BG woman sentenced for involuntary manslaughter loses appeal


A Bowling Green woman sentenced to prison for her role in the overdose death of her former husband has lost her appeal.

A jury on April 18, 2022, found Heather Henning guilty of involuntary manslaughter, corrupting another with drugs, and trafficking in a fentanyl-related compound.

Wood County Common Pleas Judge Joel Kuhlman in June 2022 imposed a sentence of 8 years minimum and 12 years maximum in prison.

Henning, 36, appealed the sentence.

She argued in her appeal that the state erred in allowing its key witness, who had custody of her minor children, to embellish her comments with biased testimony with the motive to keep custody of the children.

The 6th District Court of Appeals ruled the fact that the witness had custody of the children did not hinder the credibility of her testimony.

The trial court overruled Henning’s objection to the witness’ use of her notes if the event her memory needed to be refreshed.

The appeals court agreed, and stated the trial court did not abuse its discretion in permitting the witness to reference her notes during testimony.

During the trial, a state’s witness testified that Henning did not go to the hospital with her ex-husband but instead drove to Toledo for methadone, which is used by heroin addicts so they don’t relapse.

Henning said in her appeal that cross-examination of the witness was halted when he was asked what happens to a person who doesn’t get their methadone. The state objected that the witness was not a doctor or toxicologist and the trial court agreed.

Henning argued that the inability to question the witness about the effects on not getting methadone gave the jury the impressions she couldn’t care less about the deceased.

In her appeal, she also claimed the trial court repeatedly denied the admittance of an exhibit that contained evidence favorable to her.

The state only introduced text messages between Henning and her ex-husband on Jan. 6, 2021, and Dec. 8-11, 2020. The state objected to the defense request to introduce additional text messages because they were out-of-court statements and thus hearsay.

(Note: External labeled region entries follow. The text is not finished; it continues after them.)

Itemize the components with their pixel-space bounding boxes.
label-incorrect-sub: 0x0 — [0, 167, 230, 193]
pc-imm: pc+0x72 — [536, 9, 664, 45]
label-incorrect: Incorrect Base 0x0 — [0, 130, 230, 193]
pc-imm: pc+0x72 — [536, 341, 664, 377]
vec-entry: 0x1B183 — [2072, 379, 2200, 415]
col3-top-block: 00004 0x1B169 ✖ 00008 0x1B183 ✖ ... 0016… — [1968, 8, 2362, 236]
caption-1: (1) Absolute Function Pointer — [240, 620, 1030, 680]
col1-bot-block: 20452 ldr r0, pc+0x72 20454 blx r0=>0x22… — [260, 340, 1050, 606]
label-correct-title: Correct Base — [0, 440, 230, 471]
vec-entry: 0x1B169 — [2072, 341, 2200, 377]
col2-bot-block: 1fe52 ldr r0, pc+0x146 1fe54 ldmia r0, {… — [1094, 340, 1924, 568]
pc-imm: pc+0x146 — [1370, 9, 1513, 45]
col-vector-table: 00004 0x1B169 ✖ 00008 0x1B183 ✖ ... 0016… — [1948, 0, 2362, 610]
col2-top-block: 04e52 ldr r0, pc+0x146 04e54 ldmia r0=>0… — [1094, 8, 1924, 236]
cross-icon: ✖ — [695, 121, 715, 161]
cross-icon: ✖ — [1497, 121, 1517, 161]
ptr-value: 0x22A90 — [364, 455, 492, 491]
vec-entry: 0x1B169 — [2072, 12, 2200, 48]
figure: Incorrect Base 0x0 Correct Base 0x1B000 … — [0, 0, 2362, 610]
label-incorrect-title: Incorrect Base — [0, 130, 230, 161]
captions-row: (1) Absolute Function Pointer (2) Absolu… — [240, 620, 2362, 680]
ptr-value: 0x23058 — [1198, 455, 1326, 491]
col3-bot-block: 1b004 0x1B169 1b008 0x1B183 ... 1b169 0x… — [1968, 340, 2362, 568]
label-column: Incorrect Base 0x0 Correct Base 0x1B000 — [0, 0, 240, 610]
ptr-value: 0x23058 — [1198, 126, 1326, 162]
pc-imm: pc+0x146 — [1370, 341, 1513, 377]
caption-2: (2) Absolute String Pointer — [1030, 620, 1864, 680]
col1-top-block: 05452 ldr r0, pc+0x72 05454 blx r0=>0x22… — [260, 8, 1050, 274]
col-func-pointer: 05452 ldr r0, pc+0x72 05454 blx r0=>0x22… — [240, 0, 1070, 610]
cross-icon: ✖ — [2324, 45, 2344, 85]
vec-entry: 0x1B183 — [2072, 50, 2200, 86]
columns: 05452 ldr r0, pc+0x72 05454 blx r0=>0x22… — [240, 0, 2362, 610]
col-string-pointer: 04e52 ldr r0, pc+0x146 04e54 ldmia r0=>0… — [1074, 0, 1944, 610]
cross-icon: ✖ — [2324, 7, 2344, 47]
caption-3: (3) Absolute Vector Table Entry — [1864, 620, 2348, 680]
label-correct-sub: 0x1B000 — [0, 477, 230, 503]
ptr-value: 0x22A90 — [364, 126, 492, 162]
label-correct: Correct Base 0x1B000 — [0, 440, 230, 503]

The appeals court ruled Henning was precluded from introducing her own statements into evidence.

However, the court found that the 461 messages from Feb. 29, 2020, to Jan. 6, 2021, were all from the deceased and not Henning.

The appeals court stated the trial court erred in ruling the exhibit was inadmissible, but that the error was harmless as the texts had no beneficial value.

On Jan. 6, 2021, Heather Henning drove to Toledo to purchase fentanyl from a drug dealer then returned to Bowling Green, where Jeffrey Henning was waiting.

On Jan. 7 at 2:30 a.m., she injected Jeffrey Henning with the fentanyl she purchased and at 9:39 a.m., called 911 to report he was unconscious and not breathing.

During the trial, the Lucas County coroner explained that a lethal dose of fentanyl is 5 nanograms per milliliter and Jeffrey Henning’s blood contained 463 nanograms per milliliter.

The appeals court on Aug. 18 filed its judgment affirming the sentence.